Left-Wing Newspaper, SuperPAC Use 'Crazy Rumor' to Attack GOP Governor
The Portland, Maine, Press Herald and the American Bridge 21st Century SuperPAC are accusing Maine Governor Paul LePage of Operating a vehicle Under the Influence (OUI) even though the GOP official never drives since a state trooper always transports him in a state vehicle.
According to the Maine Wire website, liberal hedge-fund billionaire S. Donald Sussman recently spent $4 million to purchase an ownership share in the daily newspaper, while the Political Action Committee was founded by Media Matters President David Brock.
Both organizations filed public records requests to the Waterville Police Department seeking information on any arrests involving the governor, and while the police officers were sorting through thousands of radio transmissions and thousands more text documents, a reporter for the newspaper accused the police of trying to cover something up.

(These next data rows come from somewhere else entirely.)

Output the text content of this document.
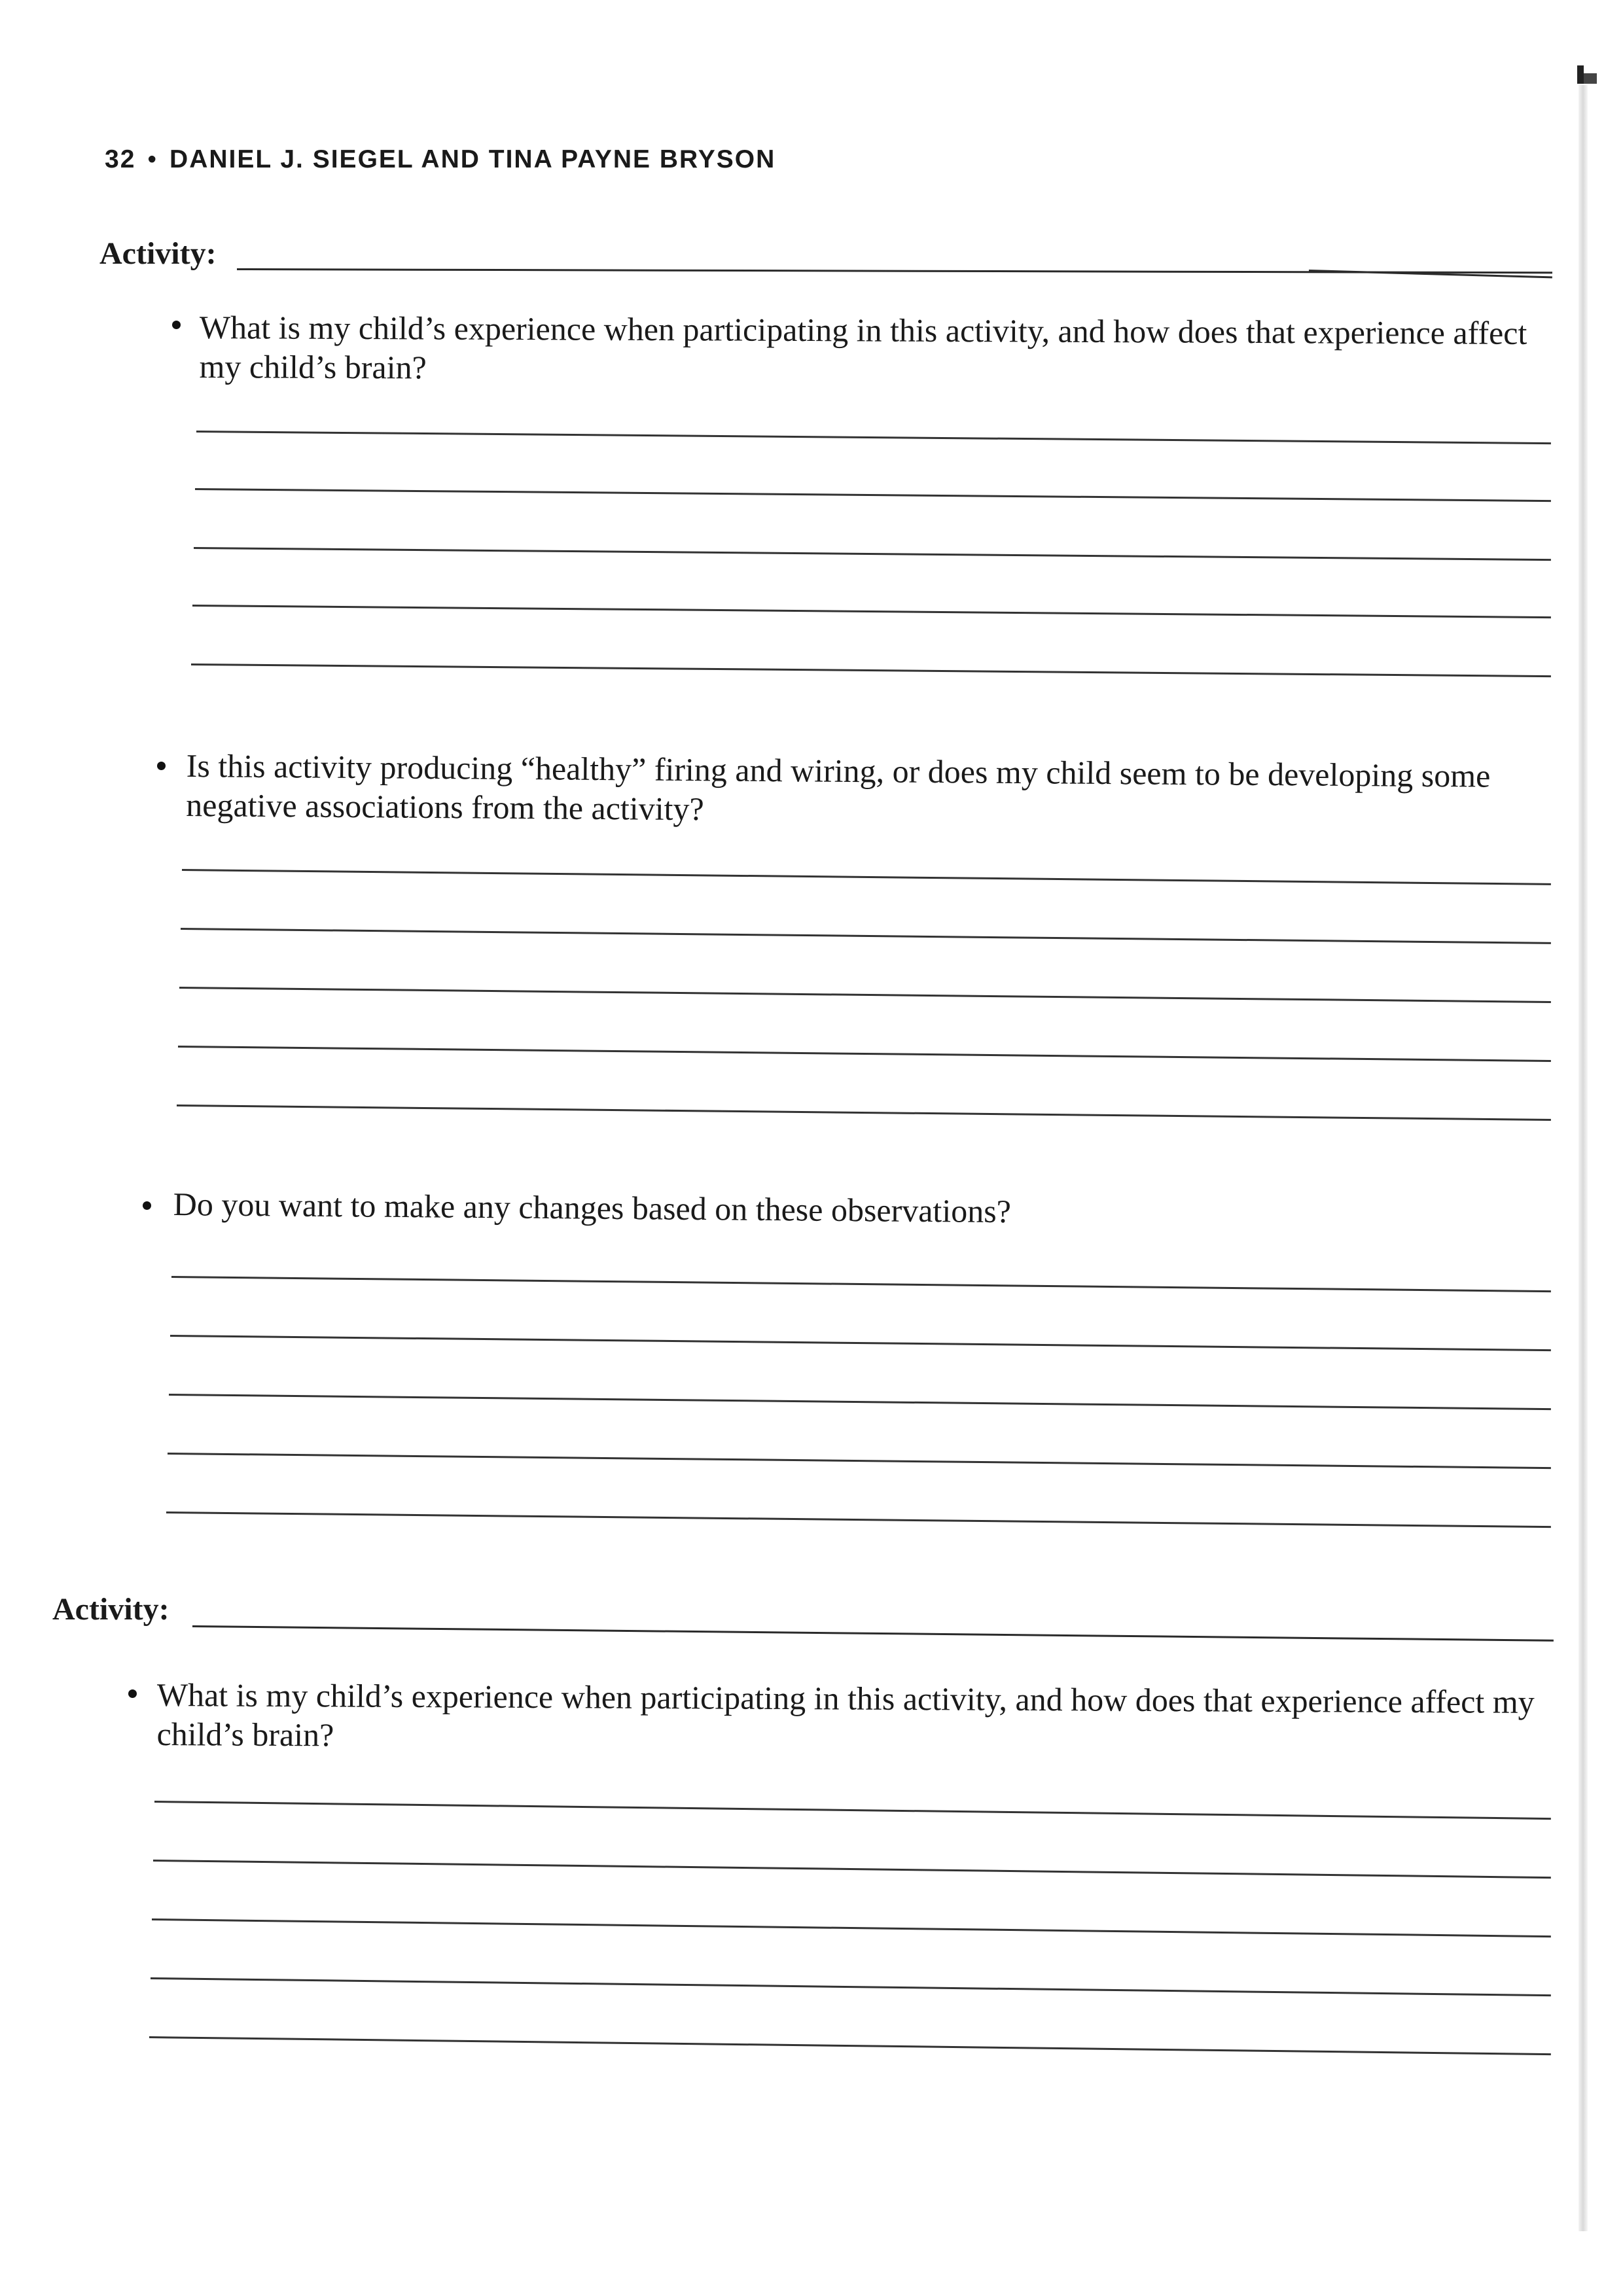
32 • DANIEL J. SIEGEL AND TINA PAYNE BRYSON
Activity:
What is my child’s experience when participating in this activity, and how does that experience affect my child’s brain?
Is this activity producing “healthy” firing and wiring, or does my child seem to be developing some negative associations from the activity?
Do you want to make any changes based on these observations?
Activity:
What is my child’s experience when participating in this activity, and how does that experience affect my child’s brain?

Waterville Police Chief Joseph Massey responded by calling the story a “crazy rumor” and threw the PPH reporter out of his office.

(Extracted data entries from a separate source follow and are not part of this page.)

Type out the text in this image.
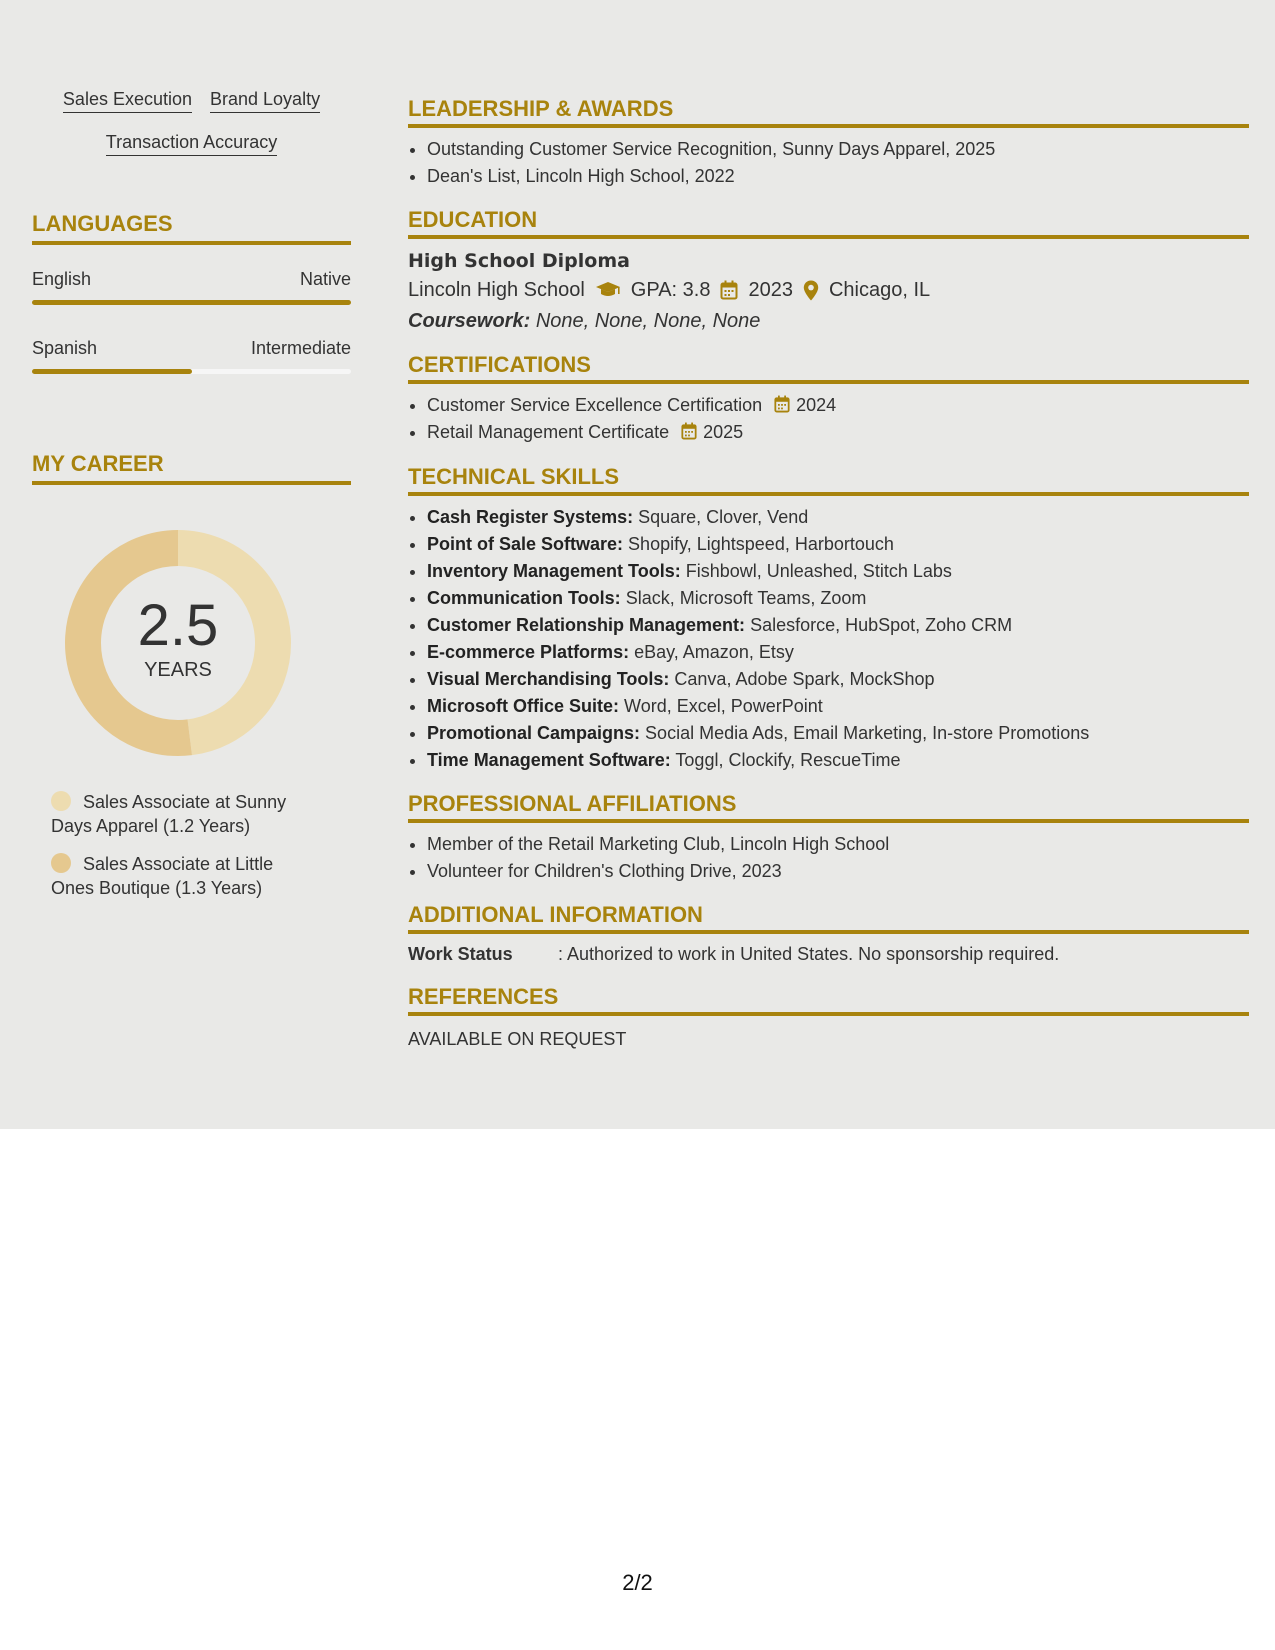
Sales Execution Brand Loyalty
Transaction Accuracy
LANGUAGES
English	Native
Spanish	Intermediate
MY CAREER
2.5
YEARS
Sales Associate at Sunny Days Apparel (1.2 Years)
Sales Associate at Little Ones Boutique (1.3 Years)
LEADERSHIP & AWARDS
• Outstanding Customer Service Recognition, Sunny Days Apparel, 2025
• Dean's List, Lincoln High School, 2022
EDUCATION
High School Diploma
Lincoln High School GPA: 3.8 2023 Chicago, IL
Coursework: None, None, None, None
CERTIFICATIONS
• Customer Service Excellence Certification 2024
• Retail Management Certificate 2025
TECHNICAL SKILLS
• Cash Register Systems: Square, Clover, Vend
• Point of Sale Software: Shopify, Lightspeed, Harbortouch
• Inventory Management Tools: Fishbowl, Unleashed, Stitch Labs
• Communication Tools: Slack, Microsoft Teams, Zoom
• Customer Relationship Management: Salesforce, HubSpot, Zoho CRM
• E-commerce Platforms: eBay, Amazon, Etsy
• Visual Merchandising Tools: Canva, Adobe Spark, MockShop
• Microsoft Office Suite: Word, Excel, PowerPoint
• Promotional Campaigns: Social Media Ads, Email Marketing, In-store Promotions
• Time Management Software: Toggl, Clockify, RescueTime
PROFESSIONAL AFFILIATIONS
• Member of the Retail Marketing Club, Lincoln High School
• Volunteer for Children's Clothing Drive, 2023
ADDITIONAL INFORMATION
Work Status	: Authorized to work in United States. No sponsorship required.
REFERENCES
AVAILABLE ON REQUEST
2/2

In addition, Massey stated that the police have not stopped LePage as a passenger or a driver, either driving a personal vehicle or a state vehicle. “We would not give anyone a break for drunk driving, whether he was the governor or not,” he said.
Nevertheless, the PPH—which is a member of the MaineToday Media (MTM) organization—continues to try and paint the governor as an alcoholic.
As a result, Adrienne Bennett, the governor’s press secretary, said in a statement that it's time the MTM “stop trying to smear the Governor’s name by creating rumors that are completely erroneous.
“Governor LePage has not driven a car since January 4, 2011,” she continued. “To accuse the Governor of driving while intoxicated is a fallacious story that editors are eager to plaster on the front page.”
The governor also responded to what he called the rumor-chasing habits of the state’s largest newspaper chain. “MaineToday Media is substituting objective reporting with poor reporting habits of the likes of the National Enquirer—there is a difference, and MaineToday Media apparently is blind to that fact.”